As of 2001 India census, Nirsa had a population of 13,903. Males constitute 54% of the population and females 46%. Nirsa has an average literacy rate of 68%, higher than the national average of 59.5%: male literacy is 76%, and female literacy is 65%. In Nirsa, 14% of the population is under 6 years of age.
==Infrastructure==
Nirsa has an area of 2.598 km^{2}. It is 20 km from the district headquarters Dhanbad. There is a railway station at Thapar Nagar 2.5 km away. Buses are available in the town. It has 7 km roads and both covered and open drains. The two major sources of protected water supply are uncovered wells and tap water from treated sources. There are 2,414 domestic electric connections and 400 road light points. Amongst the medical facilities it has 2 hospitals with 23 beds and 4 medicine shops. Amongst the educational facilities, it has 5 primary schools, 3 middle schools, 1 secondary school, 1 senior secondary school and 1 general degree college. Amongst the recreational and cultural facilities it has 1 stadium, 1 cinema theatre and 1 auditorium/ community hall. It has the branch offices of 2 nationalised banks, 1 cooperative bank, 1 agricultural credit society and 1 non-agricultural credit society. It is a centre for hard coke production.

==Economy==
As per ECL website telephone numbers, operational collieries in the Mugma Area of Eastern Coalfields in 2018 are: Badjna Colliery, Bermury OCP, Chapapur Colliery, Gopinathpur Colliery, Hariajam Colliery, Kumardhubi Colliery, Khoodia Colliery, Kapasara Colliery, Lakhimata Colliery, Mandman Colliery, Rajpura OCP and Shampur B. Coal mining is a major part of the local economy.

==Transport==
Nirsa is on the National Highway 19 (old numbering NH 2)/ Grand Trunk Road.

==Education==
Koylanchal Sanjay Gandhi Memorial (KSGM) College was established at Nirsa in 1980. Affiliated with the Binod Bihari Mahto Koylanchal University, it offers honours and pass/fail courses in arts, science and commerce subjects.

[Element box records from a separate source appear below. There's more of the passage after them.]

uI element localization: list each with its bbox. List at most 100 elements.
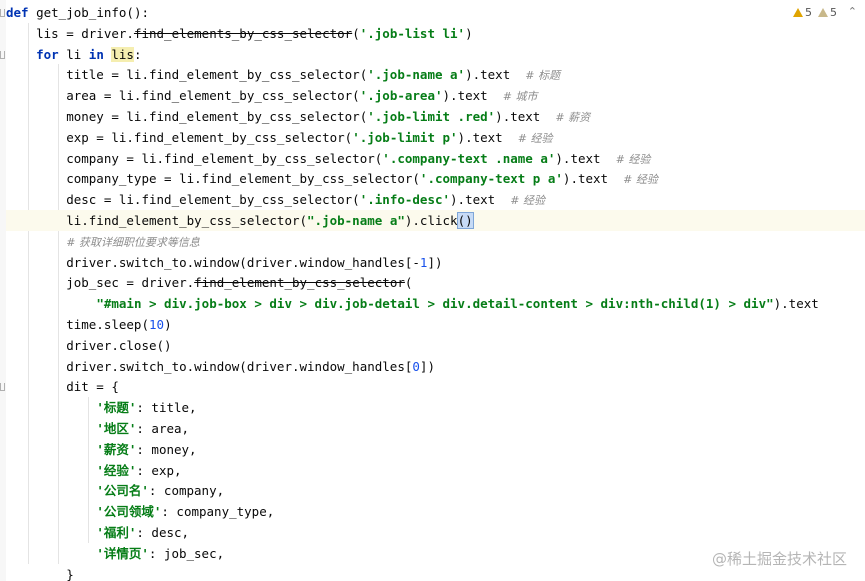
weak-warning-icon [818,8,828,17]
code-token: ).text [562,171,624,187]
code-line[interactable]: job_sec = driver.find_element_by_css_sel… [6,272,412,293]
code-line[interactable]: title = li.find_element_by_css_selector(… [6,64,560,85]
code-token: : job_sec, [148,545,225,561]
code-token: 0 [412,358,420,374]
code-line[interactable]: dit = { [6,376,119,397]
code-token: lis [111,46,134,62]
chevron-up-icon[interactable]: ⌃ [848,5,857,18]
warning-icon [793,8,803,17]
code-line[interactable]: '薪资': money, [6,439,197,460]
code-line[interactable]: area = li.find_element_by_css_selector('… [6,85,537,106]
code-token: ).text [495,109,556,124]
code-token: get_job_info(): [36,5,149,20]
code-token: def [6,5,37,20]
code-token: '福利' [96,525,137,540]
code-token: ) [465,25,473,41]
weak-warning-count[interactable]: 5 [818,6,837,19]
code-token: ).text [773,296,819,312]
code-token: money = li.find_element_by_css_selector( [6,109,368,124]
code-token: () [456,212,474,229]
code-token: '公司名' [96,483,149,499]
code-token: find_elements_by_css_selector [133,25,353,41]
code-line[interactable]: '公司名': company, [6,480,224,501]
code-token: '地区' [96,421,137,436]
code-token: '.job-list li' [359,25,466,41]
code-token: driver.switch_to.window(driver.window_ha… [6,254,420,270]
code-token: : area, [136,421,190,436]
warning-count[interactable]: 5 [793,6,812,19]
code-line[interactable]: '福利': desc, [6,522,189,543]
fold-marker-icon[interactable] [0,383,5,392]
code-line[interactable]: company = li.find_element_by_css_selecto… [6,148,650,169]
code-token: : [133,46,142,62]
code-line[interactable]: time.sleep(10) [6,314,172,335]
code-token: ).text [450,192,511,208]
code-token: # 经验 [510,194,545,208]
code-line[interactable]: '标题': title, [6,397,196,418]
code-token: company_type = li.find_element_by_css_se… [6,171,420,187]
code-token: driver.close() [6,337,172,353]
code-token: : exp, [136,462,182,478]
code-token: ).text [555,150,616,166]
code-line[interactable]: li.find_element_by_css_selector(".job-na… [6,210,865,231]
code-token: ).text [465,67,526,83]
code-line[interactable]: lis = driver.find_elements_by_css_select… [6,23,473,44]
code-token: job_sec = driver. [6,275,195,291]
code-token: # 经验 [623,173,658,187]
code-line[interactable]: driver.close() [6,335,172,356]
code-token: find_element_by_css_selector [194,275,405,291]
code-line[interactable]: driver.switch_to.window(driver.window_ha… [6,252,442,273]
code-token: li [66,46,89,62]
code-line[interactable]: '经验': exp, [6,460,182,481]
code-line[interactable]: '公司领域': company_type, [6,501,274,522]
code-line[interactable]: # 获取详细职位要求等信息 [6,231,200,252]
code-token: ( [352,25,360,41]
code-token: in [88,46,112,62]
code-token: '.company-text .name a' [382,150,556,166]
code-line[interactable]: company_type = li.find_element_by_css_se… [6,168,658,189]
code-token: '.job-area' [359,88,443,104]
code-editor[interactable]: def get_job_info(): lis = driver.find_el… [0,0,865,581]
code-line[interactable]: '地区': area, [6,418,189,439]
code-token: } [6,566,74,581]
code-token: '公司领域' [96,504,162,520]
code-token: ).text [457,129,518,145]
code-token: driver.switch_to.window(driver.window_ha… [6,358,413,374]
watermark: @稀土掘金技术社区 [711,550,847,568]
code-token: ( [404,275,413,291]
code-token: '详情页' [96,545,149,561]
code-line[interactable]: for li in lis: [6,44,141,65]
code-token: : company_type, [161,504,275,520]
code-token: '标题' [96,400,137,416]
code-token: # 经验 [517,131,553,145]
code-token: '经验' [96,462,137,478]
code-token: ) [164,317,172,332]
code-line[interactable]: money = li.find_element_by_css_selector(… [6,106,590,127]
fold-marker-icon[interactable] [0,9,5,17]
code-token: # 薪资 [555,111,591,124]
code-line[interactable]: exp = li.find_element_by_css_selector('.… [6,127,552,148]
code-token: : money, [136,441,197,457]
fold-marker-icon[interactable] [0,50,5,59]
code-token: for [36,46,67,62]
code-token: lis = driver. [6,25,134,41]
code-token: '薪资' [96,441,137,457]
code-token: li.find_element_by_css_selector( [6,213,308,228]
code-token: ".job-name a" [307,213,405,228]
code-line[interactable]: "#main > div.job-box > div > div.job-det… [6,293,819,314]
inspection-widget[interactable]: 5 5 [793,6,837,19]
code-line[interactable]: def get_job_info(): [6,2,149,23]
code-token: : company, [148,483,225,499]
code-line[interactable]: } [6,564,74,581]
code-token: # 城市 [502,90,538,104]
code-line[interactable]: '详情页': job_sec, [6,543,224,564]
code-token: area = li.find_element_by_css_selector( [6,88,360,104]
code-line[interactable]: driver.switch_to.window(driver.window_ha… [6,356,435,377]
code-line[interactable]: desc = li.find_element_by_css_selector('… [6,189,545,210]
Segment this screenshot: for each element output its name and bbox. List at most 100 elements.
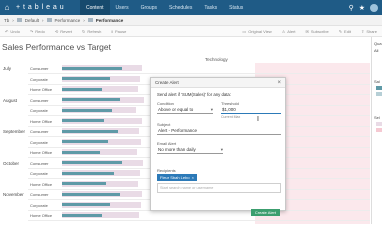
pause-button[interactable]: ‖ Pause bbox=[106, 29, 131, 34]
segment-label: Corporate bbox=[30, 171, 48, 176]
share-label: Share bbox=[366, 28, 377, 34]
selection-legend-label: Sel bbox=[374, 115, 380, 120]
row-divider bbox=[28, 73, 370, 74]
nav-tab-status[interactable]: Status bbox=[223, 0, 249, 15]
sales-legend-label: Sal bbox=[374, 79, 380, 84]
subscribe-button[interactable]: ✉ Subscribe bbox=[301, 29, 334, 34]
viz-title: Sales Performance vs Target bbox=[2, 42, 111, 52]
segment-label: Home Office bbox=[30, 181, 53, 187]
threshold-hint: Current Max bbox=[221, 115, 241, 119]
sales-bar[interactable] bbox=[62, 182, 106, 185]
email-frequency-select[interactable]: No more than daily ▾ bbox=[157, 146, 223, 154]
remove-recipient-icon[interactable]: × bbox=[192, 175, 194, 180]
sales-bar[interactable] bbox=[62, 171, 114, 175]
nav-tab-tasks[interactable]: Tasks bbox=[198, 0, 223, 15]
sales-bar[interactable] bbox=[62, 108, 112, 112]
pause-label: Pause bbox=[115, 28, 127, 34]
breadcrumb-item-site[interactable]: Tb bbox=[4, 18, 9, 23]
segment-label: Home Office bbox=[30, 150, 53, 155]
close-icon[interactable]: × bbox=[277, 80, 281, 86]
sales-bar[interactable] bbox=[62, 150, 100, 154]
original-view-label: Original View bbox=[248, 28, 272, 34]
chevron-down-icon: ▾ bbox=[210, 106, 213, 112]
favorite-star-icon[interactable]: ★ bbox=[359, 4, 365, 12]
revert-button[interactable]: ⟲ Revert bbox=[50, 29, 77, 34]
segment-label: Corporate bbox=[30, 108, 48, 113]
segment-label: Home Office bbox=[30, 118, 53, 124]
segment-label: Corporate bbox=[30, 139, 48, 145]
alert-button[interactable]: ⚠ Alert bbox=[277, 29, 301, 34]
recipients-label: Recipients bbox=[157, 168, 176, 173]
sales-bar[interactable] bbox=[62, 192, 120, 196]
refresh-icon: ↻ bbox=[81, 28, 86, 34]
legend-swatch-sales bbox=[376, 86, 382, 90]
alert-icon: ⚠ bbox=[281, 28, 286, 34]
legend-swatch-target bbox=[376, 122, 382, 126]
redo-label: Redo bbox=[35, 28, 45, 34]
sheet-icon bbox=[87, 18, 93, 22]
original-view-button[interactable]: ▭ Original View bbox=[237, 29, 276, 34]
undo-label: Undo bbox=[10, 28, 20, 34]
nav-tab-users[interactable]: Users bbox=[110, 0, 135, 15]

KSGM Inter College is a co-educational institution at Nirsa.

SSKBC High School was established at Bhamal in 1957. It is a Hindi-medium coeducational secondary school having facilities for teaching in classes IX and X.

==Culture==
Nirsa Dance Utsav
The Nirsa Dance Utsav is one of the largest cultural events held in Nirsa, organized by Krishna's Dance Academy in collaboration with Artwing Entertainments Private Limited. This biennial event aims to promote dance culture in the region by providing a platform for dancers from across India to showcase their talent.

The second edition, Nirsa Dance Utsav Season 2, will take place on 29th December 2024 at the Naya Danga Ground, Kali Mandir, Nirsa. The event will feature performances from dancers all over India, as well as students of Krishna's Dance Academy. The celebrity chief guest for Season 2 is Vartika Jha, a renowned dancer known for her performances in various national television shows. The event is expected to attract a large crowd, continuing the success of Nirsa Dance Utsav Season 1, which drew over 3,000 attendees in 2022 and featured Vaibhav Ghuge as the celebrity guest.

The event not only serves as an entertainment platform but also plays a key role in developing the cultural landscape of Nirsa by bringing attention to various dance styles and encouraging local talent to participate on a national stage.